Regarding chicken-fried steak, Johnson—an eighth-generation Texan—writes, “I’m lucky that my dad taught me how to make the best chicken-fried steak on the planet, and now I’m teaching you.”

 

Desserts are limited to peach cobbler, Texas sheet cake, bourbon pecan pie, and banana pudding, but isn’t that enough for most Texans?

 

Only thirty-five recipes altogether—just the good stuff, like guacamole, Texas caviar, fried green tomatoes (and okra), corn dogs, and migas—as well as a little Texas food history tossed into the mix. See more about Johnson on her YouTube show, “Hilah Cooking.”

 

Children’s Book: Abilene fifth-grade teacher Matt Roemisch has published his first children’s book, and it’s a delight. The Purple Polka-Dotted Peanut Butter Eater ($17.99 hardcover) is about being kind and accepting to the new kid in class, even if he or she seems quite different.

 

“When a new student joins your class,” Roemisch says, “it can be a little scary, especially if they happen to be a purple polka-dotted peanut butter eater.

 

“Sometimes,” he adds, “first impressions aren’t the best. You need time to see the big picture. And with patience and understanding, every new ‘it’ that comes into your life just might be your new best friend.”

 

Roemisch tells the story in rhyme:

 

            “When we saw her walk in/’she’ was more like an ‘IT!’/It had a huge nose and sharp teeth/that could barely fit.

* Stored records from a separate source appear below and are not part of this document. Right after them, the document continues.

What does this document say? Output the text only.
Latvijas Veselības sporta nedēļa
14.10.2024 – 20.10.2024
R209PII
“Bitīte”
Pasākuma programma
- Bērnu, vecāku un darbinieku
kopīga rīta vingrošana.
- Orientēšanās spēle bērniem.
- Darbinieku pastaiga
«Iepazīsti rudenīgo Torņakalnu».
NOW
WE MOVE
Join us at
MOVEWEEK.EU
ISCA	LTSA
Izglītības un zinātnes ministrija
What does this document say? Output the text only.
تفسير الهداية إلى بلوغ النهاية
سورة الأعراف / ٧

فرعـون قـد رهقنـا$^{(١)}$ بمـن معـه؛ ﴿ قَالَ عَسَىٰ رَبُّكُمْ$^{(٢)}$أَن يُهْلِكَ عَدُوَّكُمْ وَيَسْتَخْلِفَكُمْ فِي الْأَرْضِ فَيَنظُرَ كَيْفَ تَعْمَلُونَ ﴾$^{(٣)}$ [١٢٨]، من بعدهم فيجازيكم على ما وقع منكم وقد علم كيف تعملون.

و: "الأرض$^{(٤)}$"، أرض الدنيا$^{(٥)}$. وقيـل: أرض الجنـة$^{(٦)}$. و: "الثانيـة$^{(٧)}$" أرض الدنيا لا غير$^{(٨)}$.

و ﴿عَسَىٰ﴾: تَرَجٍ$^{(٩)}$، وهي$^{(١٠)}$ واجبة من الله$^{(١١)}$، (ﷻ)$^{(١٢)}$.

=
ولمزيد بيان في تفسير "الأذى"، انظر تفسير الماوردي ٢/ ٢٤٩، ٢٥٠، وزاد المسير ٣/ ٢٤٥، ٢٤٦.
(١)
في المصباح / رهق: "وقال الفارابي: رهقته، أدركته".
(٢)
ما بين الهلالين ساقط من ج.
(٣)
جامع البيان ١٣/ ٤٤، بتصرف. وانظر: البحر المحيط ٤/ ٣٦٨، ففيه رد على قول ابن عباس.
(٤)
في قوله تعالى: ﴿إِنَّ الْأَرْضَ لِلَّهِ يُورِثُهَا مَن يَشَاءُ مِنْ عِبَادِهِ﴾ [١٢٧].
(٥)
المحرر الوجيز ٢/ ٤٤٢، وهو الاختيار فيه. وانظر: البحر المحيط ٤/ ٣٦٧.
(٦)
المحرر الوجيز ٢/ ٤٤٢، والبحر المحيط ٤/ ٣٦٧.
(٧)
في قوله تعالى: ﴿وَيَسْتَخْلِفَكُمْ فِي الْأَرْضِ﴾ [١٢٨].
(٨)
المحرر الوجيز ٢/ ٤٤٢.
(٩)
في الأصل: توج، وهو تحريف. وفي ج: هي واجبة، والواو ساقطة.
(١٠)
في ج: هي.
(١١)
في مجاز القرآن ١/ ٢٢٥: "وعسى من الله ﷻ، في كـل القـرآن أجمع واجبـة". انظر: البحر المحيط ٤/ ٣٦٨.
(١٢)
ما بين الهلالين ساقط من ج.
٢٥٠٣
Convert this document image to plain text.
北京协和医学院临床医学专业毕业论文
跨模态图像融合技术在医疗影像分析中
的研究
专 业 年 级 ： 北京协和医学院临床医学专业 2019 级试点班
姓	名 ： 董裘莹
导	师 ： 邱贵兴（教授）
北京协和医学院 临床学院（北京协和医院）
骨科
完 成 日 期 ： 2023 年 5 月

            “Through the door it squeezed/and all we could see/was purple polka-dotted skin/from its head to its knees.

            “Then came its long tail,/just sliding behind,/with more spikes and polka-dots/this thing did NOT look kind.’”

            It turns out the new kid, Maggie Lou, was indeed kind, offering to share her peanut butter snacks with the class.

            But the question remained: “We already have our friends./We already have our troop./How can she fit in here/without messing up our group?”

 

Certainly a question that comes up often in school, especially at the beginning of a new school year.